Sin embargo, hoy día, como en
muchas otras cosas, el mercado, ya sea en su vertiente material o intelectual,
se adueña del fenómeno literario y desvirtúa su sentido más profundo. Porque
también en esto de la literatura hay mucho intermediario. Por un lado los mal
llamados editores que hoy en día han proliferado como la peste. Estos, que han
puesto “ojo avizor” a tantísimo postulador a poeta o narrador, han advertido su
oportunidad de lucrarse y ya no hacen distingos entre lo que es una buena
historia o un buen poema. Si la obra tiene calidad o no es algo que los deja
indiferentes a la gran mayoría. El beneficio económico prima en estos casos: si
el autor tiene dinero para pagarse su edición o accede a hacerse cargo de un
número de ejemplares a través de la venta en presentaciones, etc., los alumbran
al mercado, si no, ya es “otro cantar”. Los autores, la mayoría de las veces,
nos dejamos arrastrar por nuestro ego y caemos en sus redes. Cuando uno tiene
poca experiencia en estos tejemanejes, se deja obnubilar por la posibilidad de
ver su obra en letra impresa y se deja timar; algunos nos hemos sorprendido de
que la editorial en cuestión ni siquiera emita un informe de la obra. Más
tarde, cuando recibes la prueba de “galeradas” para revisar el texto, te das
cuenta de que el supuesto editor no ha hecho una revisión seria de la obra y
espera que tú mismo te corrijas y hagas su trabajo… Hay otras que prometen la
promoción de tu libro y luego no mueven un dedo en ese sentido o recurren a
fórmulas trilladas que tú mismo puedes realizar sin recurrir a ellos y pagarles
encima.
Si hablamos de los intermediarios
intelectuales, es decir: los críticos, agentes culturales, etc. Nos encontramos
con los proxenetas que opinan, denostan, silencian, encumbran, sin un criterio
objetivo, la mayoría de las veces, a los escritores. Se dejan mercadear por la
política, el reconocimiento social, la frustración; ya que gran parte de ellos
no tienen talento o nunca han escrito un poema. Estos se dejan llevar por las
modas del momento, no se mojan con autores nuevos, premian a los ya premiados.
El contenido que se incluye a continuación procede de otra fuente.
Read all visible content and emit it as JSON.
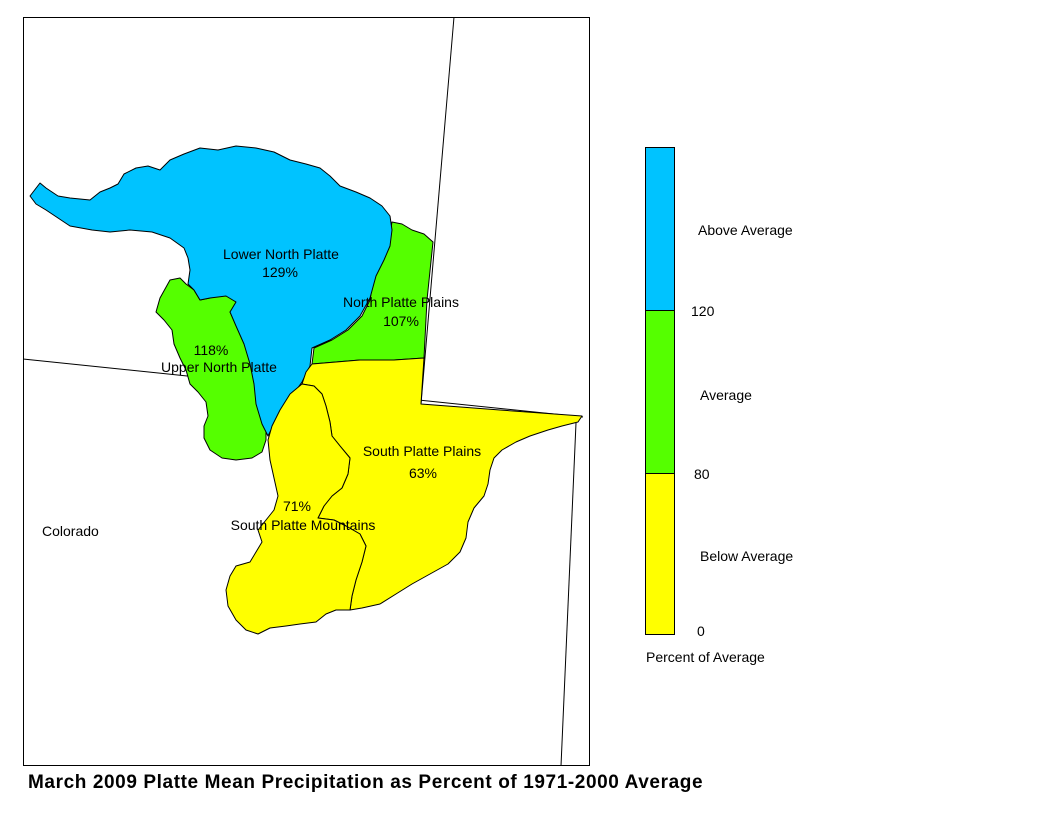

Claro, así no se pillan los dedos… (A su parecer). Otorgan y obtienen dádivas
del mundo político y editorial, en definitiva: “manejan el cotarro”.
Los escritores, especialmente
aquellos que no somos muy conocidos, nos convertimos así en meretrices de todos
ellos colmándolos de alabanzas, haciendo de satélites de sus noticias en redes
sociales y sus opiniones, sintiéndonos marginados si no aparecemos en una
antología o no participamos en un recital organizado por los “próceres”,
publicando nuestras obras que en algunos casos adolecen de talento, calidad o
no dicen nada, revistiendo el lenguaje de una pompa culterana que aburre a las
ovejas… en una hemorragia de ego que deja fuera de juego a los verdaderos
catalizadores: los lectores.
Si la literatura es el arte de la
expresión escrita o hablada, si el ser escritor o poeta es algo más que
encadenar frases o componer ripios…, es tener eso que se llama “duende”… y
haberlo desarrollado y demostrado… ¿Para qué tanta pirotecnia y fuegos fatuos
si será el lector, en su acto íntimo de lectura quién te asigne tu lugar?